Each method was terminated successfully. We also see how a few other minimization routines (documented here completed. The Nelder-Mead (Simplex), Conjugate Gradient, and Newton Conjugate Gradient methods were completed both faster and with fewer steps than BFGS.

Constrained Optimization

We know at heart that this is a constrained optimization problem so why are we insisting on using $\zeta = exp(\theta)$? The sequential least squares option (SLSQP) only uses the gradient, and makes a very fast prediction.

In [19]:
def obj_fun(thetaArr, aggYears):
    return sum_nll(thetaArr, aggYears)
    
def grad_fun(thetaArr, aggYears):
    return grad_sum_nll(thetaArr, aggYears)

def hess_fun(thetaArr, aggYears):
    hess_sum_nll( thetaArr, aggYears)
maxB = 10**10
minB = 10**-6
bounds = [ (minB, maxB) for x in range(5) ]

@timeit
def min_obj_grad_slqsp(): 
    return minimize(obj_fun, thetaInitGuess, args=aggYears, method='SLSQP', tol=10**-4, jac=grad_fun, bounds=bounds, options=options)

xOptSLSQP = min_obj_grad_slqsp()
Optimization terminated successfully    (Exit mode 0)
            Current function value: 278.73682561966064
            Iterations: 28
            Function evaluations: 38
            Gradient evaluations: 28
'min_obj_grad_slqsp'  795.42 ms

Final Remarks

As painful as it is to calculate gradients and Hessians, we shall see that it does pay off to have an analytical function to plug into your optimization algorithms.
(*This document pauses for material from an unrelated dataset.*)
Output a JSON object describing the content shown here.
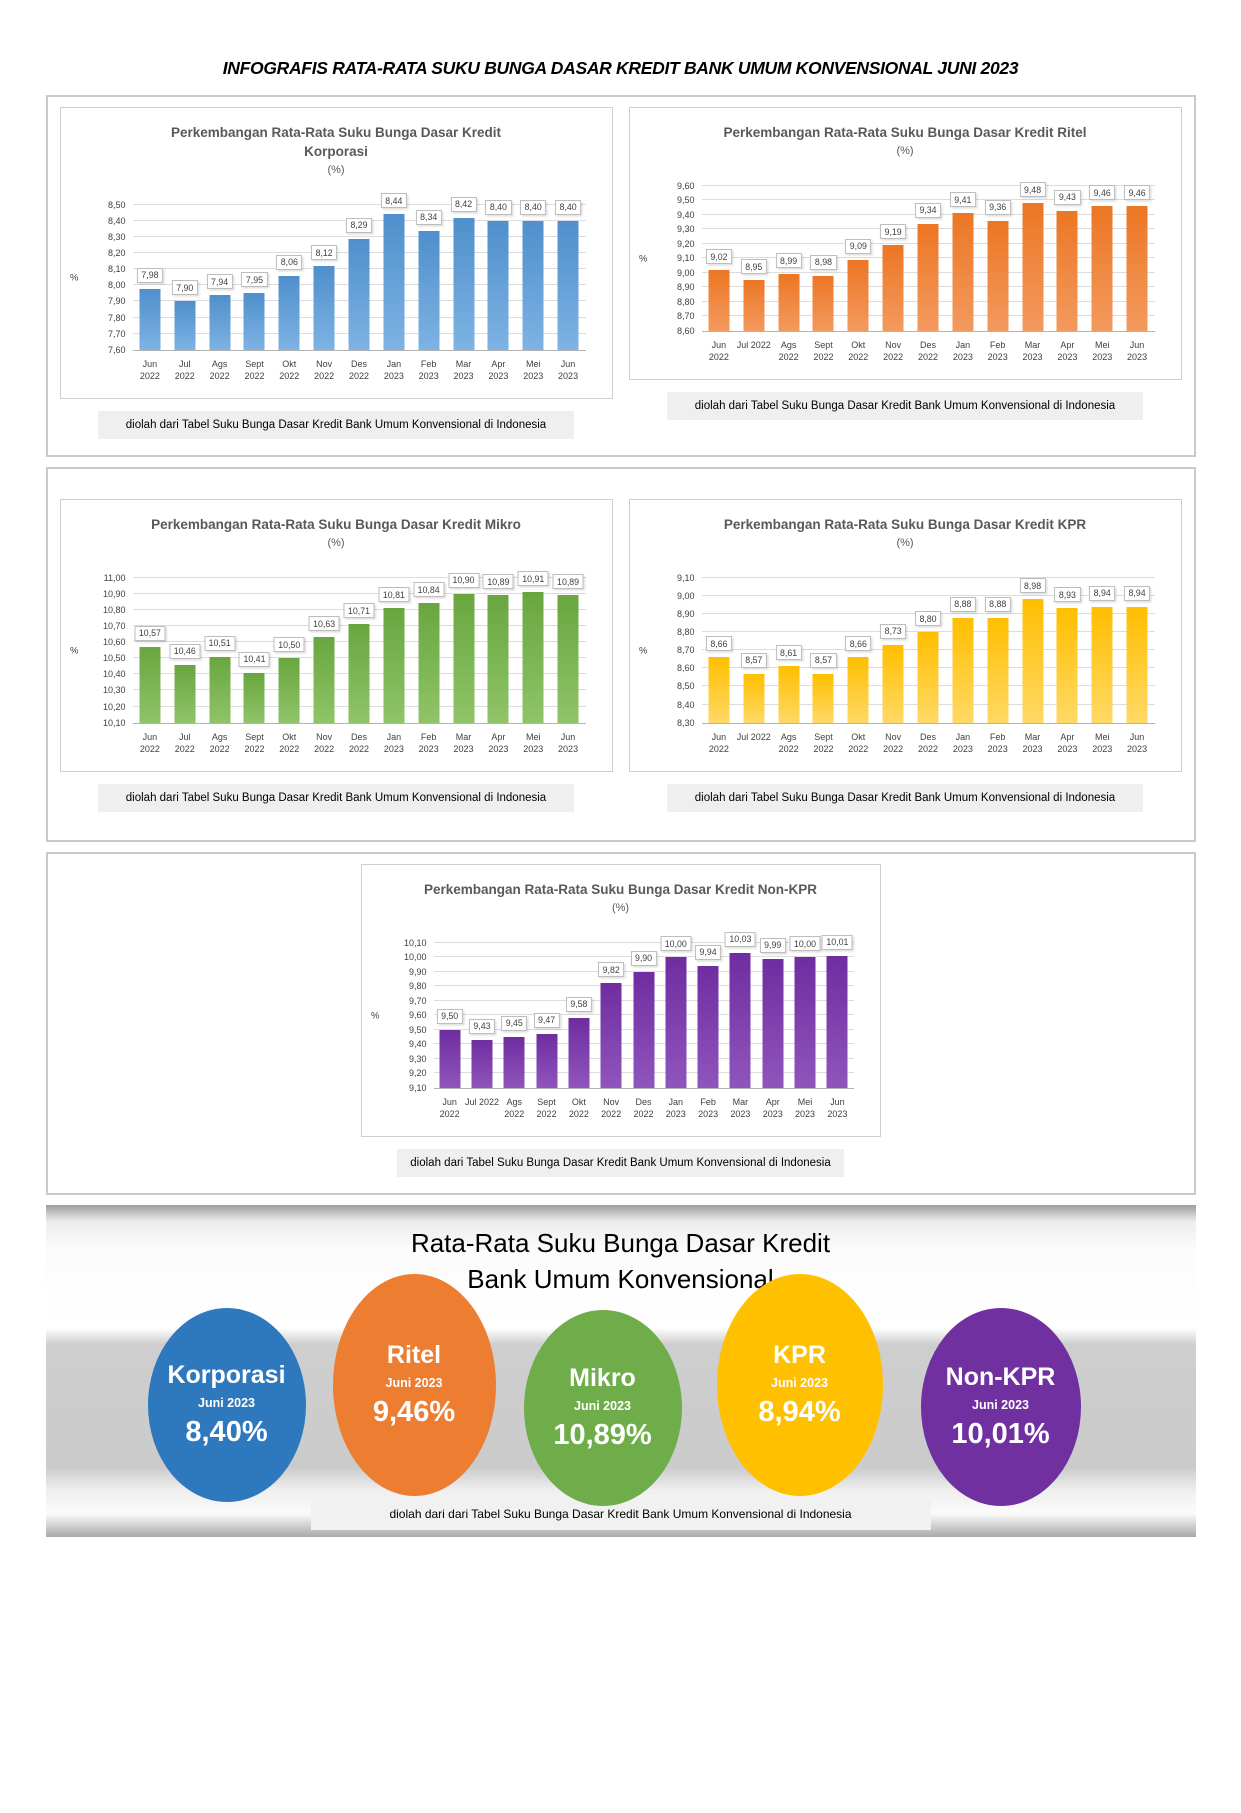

I was surprised at how well the results turn out when we define some bounds for the Sequential Least-Squares Programming (SLSQP) algorithm. Even when we omit the Hessian, it performs extremely well. Bear in mind that the data we are using in these demonstrations is synthetic. Real data is rarely truly Gaussian or even stationary. I wouldn't be so quick to suggest which method is best, let alone trust that the results even agree. All we have now are options for implementing real data. We can implement a cascade of methods such that when one suboptimal or fails, we try another. Thanks for reading!